On Capitol Hill, Sen. Carl Levin (D-Mich.) was outraged enough to write legislation calling for an independent investigation of detainee mistreatment. Sen. John McCain (R-Ariz.), a former prisoner of war himself, has proposed legislation that would force the armed services to comply with their own rules barring inhumane treatment.
But the Bush administration is adamantly opposed to both bills. Vice President Dick Cheney has insisted that barring mistreatment of prisoners would hurt the war on terrorism. The White House has promised a veto of the entire defense authorization bill if it includes any detainee amendments.
The Jewish community, traditionally at the forefront of defending human rights, has been surprisingly quiet. Only the American Jewish Committee and the Religious Action Center of Reform Judaism among major Jewish groups are supporting the McCain legislation. None has announced support for Levin’s measure.
Jewish leaders offer a variety of explanations, including the difficulty of getting leaders together during the summer and the press of an unusual number of other issues.
But the relative silence is also part of a broader narrowing of Jewish interests. It’s getting more difficult, some activists say, to mobilize communal resources for any but a handful of narrowly Jewish concerns, starting with defense of Israel.
Many Jewish leaders say broad human rights efforts are still important, but getting their organizations to act is getting harder as Israel activism trumps everything else.
Jewish organizations are also becoming more Israel-focused for institutional reasons. In today’s competitive fundraising environment, Israel sells to big givers. Broad human rights activism doesn’t.
Some Jewish leaders also cite practical political considerations. Siding with administration critics, some worry, could generate a White House backlash against Jewish interests — starting with Israel.
Or they fear that criticizing U.S. human rights violations would inevitably focus attention on Israel’s handling of its detainees — forgetting, apparently, that Israel’s Supreme Court has ruled against torture, something our own high court has yet to do.

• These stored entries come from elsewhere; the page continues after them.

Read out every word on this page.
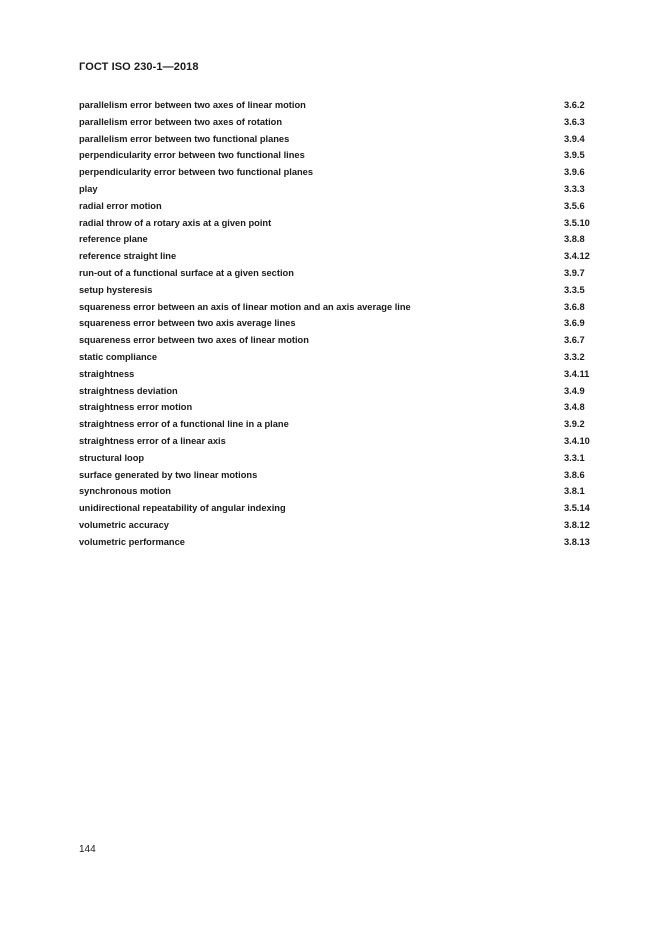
ГОСТ ISO 230-1—2018
parallelism error between two axes of linear motion	3.6.2
parallelism error between two axes of rotation	3.6.3
parallelism error between two functional planes	3.9.4
perpendicularity error between two functional lines	3.9.5
perpendicularity error between two functional planes	3.9.6
play	3.3.3
radial error motion	3.5.6
radial throw of a rotary axis at a given point	3.5.10
reference plane	3.8.8
reference straight line	3.4.12
run-out of a functional surface at a given section	3.9.7
setup hysteresis	3.3.5
squareness error between an axis of linear motion and an axis average line	3.6.8
squareness error between two axis average lines	3.6.9
squareness error between two axes of linear motion	3.6.7
static compliance	3.3.2
straightness	3.4.11
straightness deviation	3.4.9
straightness error motion	3.4.8
straightness error of a functional line in a plane	3.9.2
straightness error of a linear axis	3.4.10
structural loop	3.3.1
surface generated by two linear motions	3.8.6
synchronous motion	3.8.1
unidirectional repeatability of angular indexing	3.5.14
volumetric accuracy	3.8.12
volumetric performance	3.8.13
144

Rabbi J. Rolando Matalon of Congregation B’nai Jeshurun in New York said that “we’ve become a much more comfortable community, and at the same time, a community that is very self absorbed. We are not taking seriously our role as one among the concert of moral voices. This is an issue the Jewish community should be very vocal about.”
So far, that hasn’t happened. The resulting silence could undermine the community’s credibility as a moral force in America and, ultimately, impair our ability to serve as effective defenders of Israel.
Former Madisonian James Besser has been Washington correspondent for the New York Jewish Week, the Baltimore Jewish Times and other leading Anglo-Jewish newspapers for more than 15 years.